Wendy Tones, 49, says there is something desperately wrong with a health care system that won't pay for home care coverage for somebody in her condition.
Tones was diagnosed with Parkinson's two years ago. Since then, the degenerative central nervous system disorder has taken over her life, leaving her barely able to walk or care for herself.
Tones says she is writing a book so she can build awareness about Parkinson's while she still has her strength.
"I stay strong because I know I have a purpose with this Parkinson's, I have to put it out there that Parkinson's is more than a shaking disease. It's so much more and people don't understand," Tones says.
Tones has Medicare coverage, but says it will not pay for the long-term home care she needs to stay out of a nursing home. Sooner or later, she says, she will end up in a life-threatening situation while trying to live independently and save taxpayers the millions of dollars nursing home care would cost them.
She says she knows of a perfect aid willing to care for her, but there's just no funding.
Sen. Richard Blumenthal says lawmakers need to change Medicare so Wendy and other people with degenerative disorders can receive long-term home-care benefits to help preserve their independence.

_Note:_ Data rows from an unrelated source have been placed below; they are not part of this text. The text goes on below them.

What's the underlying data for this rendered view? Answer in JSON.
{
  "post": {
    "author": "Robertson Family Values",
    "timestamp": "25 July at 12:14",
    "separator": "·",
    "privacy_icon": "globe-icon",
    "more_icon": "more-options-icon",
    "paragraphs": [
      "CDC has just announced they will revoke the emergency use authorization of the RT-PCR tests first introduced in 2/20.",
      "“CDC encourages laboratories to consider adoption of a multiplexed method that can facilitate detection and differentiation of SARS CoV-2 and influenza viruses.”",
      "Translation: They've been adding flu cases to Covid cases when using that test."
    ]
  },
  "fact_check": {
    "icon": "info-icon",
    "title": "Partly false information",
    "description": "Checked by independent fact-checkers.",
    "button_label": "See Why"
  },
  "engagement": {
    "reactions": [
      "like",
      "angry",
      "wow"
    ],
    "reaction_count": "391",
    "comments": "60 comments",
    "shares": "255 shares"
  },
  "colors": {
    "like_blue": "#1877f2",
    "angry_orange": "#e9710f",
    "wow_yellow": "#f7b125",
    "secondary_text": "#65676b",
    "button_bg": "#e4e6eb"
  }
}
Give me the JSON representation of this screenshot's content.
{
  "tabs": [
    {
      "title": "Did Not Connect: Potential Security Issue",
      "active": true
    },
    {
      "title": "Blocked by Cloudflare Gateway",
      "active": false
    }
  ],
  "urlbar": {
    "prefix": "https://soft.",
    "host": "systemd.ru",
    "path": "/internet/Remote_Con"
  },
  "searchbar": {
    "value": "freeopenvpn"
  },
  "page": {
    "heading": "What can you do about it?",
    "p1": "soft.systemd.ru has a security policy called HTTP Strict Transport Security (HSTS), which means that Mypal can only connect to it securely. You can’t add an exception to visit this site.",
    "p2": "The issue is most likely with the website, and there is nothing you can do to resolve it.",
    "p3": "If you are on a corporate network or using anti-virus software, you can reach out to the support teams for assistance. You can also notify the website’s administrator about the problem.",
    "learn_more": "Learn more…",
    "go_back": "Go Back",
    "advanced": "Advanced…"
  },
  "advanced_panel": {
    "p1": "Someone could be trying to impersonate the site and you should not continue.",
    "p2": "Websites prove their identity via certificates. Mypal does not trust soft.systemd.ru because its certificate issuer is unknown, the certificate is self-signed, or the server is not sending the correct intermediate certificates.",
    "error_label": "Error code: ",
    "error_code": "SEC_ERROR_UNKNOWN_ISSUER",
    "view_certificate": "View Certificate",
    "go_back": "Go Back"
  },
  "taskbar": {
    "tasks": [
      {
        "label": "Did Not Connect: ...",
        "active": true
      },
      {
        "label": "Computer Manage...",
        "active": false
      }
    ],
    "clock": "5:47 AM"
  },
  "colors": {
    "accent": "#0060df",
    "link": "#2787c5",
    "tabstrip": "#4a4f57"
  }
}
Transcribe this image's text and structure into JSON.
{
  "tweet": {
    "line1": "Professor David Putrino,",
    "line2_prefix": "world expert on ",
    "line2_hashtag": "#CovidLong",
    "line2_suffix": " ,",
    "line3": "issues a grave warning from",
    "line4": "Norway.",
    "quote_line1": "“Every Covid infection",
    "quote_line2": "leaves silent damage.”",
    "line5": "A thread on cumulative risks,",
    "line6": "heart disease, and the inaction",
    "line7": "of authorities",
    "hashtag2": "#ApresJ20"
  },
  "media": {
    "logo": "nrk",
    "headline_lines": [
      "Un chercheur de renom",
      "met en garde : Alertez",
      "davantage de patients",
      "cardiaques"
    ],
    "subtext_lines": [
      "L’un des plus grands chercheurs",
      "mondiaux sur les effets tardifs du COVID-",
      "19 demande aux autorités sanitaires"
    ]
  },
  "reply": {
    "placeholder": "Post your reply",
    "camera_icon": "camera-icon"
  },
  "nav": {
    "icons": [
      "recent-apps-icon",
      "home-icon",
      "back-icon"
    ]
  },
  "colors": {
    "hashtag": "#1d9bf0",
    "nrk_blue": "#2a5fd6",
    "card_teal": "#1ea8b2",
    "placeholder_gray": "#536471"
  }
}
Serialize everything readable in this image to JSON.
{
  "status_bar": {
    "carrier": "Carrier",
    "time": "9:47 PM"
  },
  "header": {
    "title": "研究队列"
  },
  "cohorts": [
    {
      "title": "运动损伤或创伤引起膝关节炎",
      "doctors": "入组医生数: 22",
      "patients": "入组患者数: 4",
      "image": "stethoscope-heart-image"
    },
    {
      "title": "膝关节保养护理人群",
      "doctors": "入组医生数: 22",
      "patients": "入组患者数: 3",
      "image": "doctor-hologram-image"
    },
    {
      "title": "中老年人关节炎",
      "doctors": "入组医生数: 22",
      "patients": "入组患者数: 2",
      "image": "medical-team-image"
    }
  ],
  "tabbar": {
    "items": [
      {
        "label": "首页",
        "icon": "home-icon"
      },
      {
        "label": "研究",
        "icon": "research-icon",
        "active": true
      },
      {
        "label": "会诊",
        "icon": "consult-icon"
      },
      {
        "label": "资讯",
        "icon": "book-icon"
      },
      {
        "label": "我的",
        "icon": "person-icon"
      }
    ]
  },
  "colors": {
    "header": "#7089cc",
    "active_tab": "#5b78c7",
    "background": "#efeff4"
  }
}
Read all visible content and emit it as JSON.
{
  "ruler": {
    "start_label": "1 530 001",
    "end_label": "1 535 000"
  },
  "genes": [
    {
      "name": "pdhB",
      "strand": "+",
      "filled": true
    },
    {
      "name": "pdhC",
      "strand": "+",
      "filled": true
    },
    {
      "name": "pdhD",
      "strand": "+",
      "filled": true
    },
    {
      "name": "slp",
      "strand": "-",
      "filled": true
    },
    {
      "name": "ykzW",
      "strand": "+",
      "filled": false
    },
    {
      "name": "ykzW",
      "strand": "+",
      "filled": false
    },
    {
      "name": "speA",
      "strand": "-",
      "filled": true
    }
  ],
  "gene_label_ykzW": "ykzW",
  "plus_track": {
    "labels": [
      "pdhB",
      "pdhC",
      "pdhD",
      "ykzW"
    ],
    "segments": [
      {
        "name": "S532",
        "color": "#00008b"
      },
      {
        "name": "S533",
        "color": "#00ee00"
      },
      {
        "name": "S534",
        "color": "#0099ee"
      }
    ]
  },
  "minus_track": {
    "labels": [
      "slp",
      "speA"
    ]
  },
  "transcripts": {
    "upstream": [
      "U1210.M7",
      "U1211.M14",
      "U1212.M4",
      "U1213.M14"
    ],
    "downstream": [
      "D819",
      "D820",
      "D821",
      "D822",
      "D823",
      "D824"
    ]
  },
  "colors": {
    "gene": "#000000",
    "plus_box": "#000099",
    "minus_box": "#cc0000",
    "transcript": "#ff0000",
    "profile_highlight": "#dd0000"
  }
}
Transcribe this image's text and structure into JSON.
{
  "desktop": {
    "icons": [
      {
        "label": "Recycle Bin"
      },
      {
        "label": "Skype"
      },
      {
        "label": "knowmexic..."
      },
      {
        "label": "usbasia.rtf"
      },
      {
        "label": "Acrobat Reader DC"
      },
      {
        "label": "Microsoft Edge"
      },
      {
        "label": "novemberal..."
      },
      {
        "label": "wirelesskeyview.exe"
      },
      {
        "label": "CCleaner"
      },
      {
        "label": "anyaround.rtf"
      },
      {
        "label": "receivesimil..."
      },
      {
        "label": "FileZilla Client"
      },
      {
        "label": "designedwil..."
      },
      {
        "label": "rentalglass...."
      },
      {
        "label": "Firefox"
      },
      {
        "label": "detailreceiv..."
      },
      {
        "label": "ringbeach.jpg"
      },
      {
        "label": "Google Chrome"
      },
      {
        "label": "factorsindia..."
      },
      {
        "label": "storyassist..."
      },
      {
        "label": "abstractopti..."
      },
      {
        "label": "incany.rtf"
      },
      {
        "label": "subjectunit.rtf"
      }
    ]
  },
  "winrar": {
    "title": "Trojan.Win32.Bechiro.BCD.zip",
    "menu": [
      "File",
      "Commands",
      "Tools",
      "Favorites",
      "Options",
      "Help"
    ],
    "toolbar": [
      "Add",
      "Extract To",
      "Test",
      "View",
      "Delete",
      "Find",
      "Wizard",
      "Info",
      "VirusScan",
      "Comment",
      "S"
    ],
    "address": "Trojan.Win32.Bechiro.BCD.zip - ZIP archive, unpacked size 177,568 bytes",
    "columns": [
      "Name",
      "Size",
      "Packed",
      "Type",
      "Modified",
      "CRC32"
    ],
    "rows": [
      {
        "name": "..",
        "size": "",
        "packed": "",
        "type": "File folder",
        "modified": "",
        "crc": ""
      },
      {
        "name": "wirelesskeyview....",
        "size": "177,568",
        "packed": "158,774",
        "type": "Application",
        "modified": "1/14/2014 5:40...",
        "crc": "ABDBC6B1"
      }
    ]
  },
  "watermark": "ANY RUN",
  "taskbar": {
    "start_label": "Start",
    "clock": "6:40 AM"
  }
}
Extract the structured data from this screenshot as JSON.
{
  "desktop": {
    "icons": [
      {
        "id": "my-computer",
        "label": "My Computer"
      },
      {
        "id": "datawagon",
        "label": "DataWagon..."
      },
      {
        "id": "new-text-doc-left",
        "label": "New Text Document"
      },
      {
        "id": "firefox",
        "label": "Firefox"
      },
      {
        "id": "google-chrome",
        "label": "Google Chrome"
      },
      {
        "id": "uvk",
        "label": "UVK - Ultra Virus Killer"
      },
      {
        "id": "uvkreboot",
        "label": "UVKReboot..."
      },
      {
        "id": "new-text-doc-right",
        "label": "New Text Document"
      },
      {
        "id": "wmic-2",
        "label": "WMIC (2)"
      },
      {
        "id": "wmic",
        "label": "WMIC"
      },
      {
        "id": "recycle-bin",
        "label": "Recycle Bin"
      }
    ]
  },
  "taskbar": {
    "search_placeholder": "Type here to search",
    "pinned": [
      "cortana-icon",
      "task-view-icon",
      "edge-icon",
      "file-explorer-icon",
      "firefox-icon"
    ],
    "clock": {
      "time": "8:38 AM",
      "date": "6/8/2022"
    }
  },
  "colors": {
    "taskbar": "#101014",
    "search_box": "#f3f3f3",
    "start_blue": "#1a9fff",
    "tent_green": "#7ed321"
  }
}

"Wendy Tones has been fighting Parkinson's, we should be fighting for Wendy Tones so she can get coverage for the home care she needs," he said.
In the meantime, Tones says she's hoping and praying for some kind of guidance so she can feel more sure-footed on the road ahead of her.
"I need an advocate to help me because I can't advocate for myself sometimes, because sometimes I can't even talk or get my words out," she says.
Blumenthal says he'll be seeking bipartisan support for what he calls a "common-sense, cost-effective" change in the Medicare program.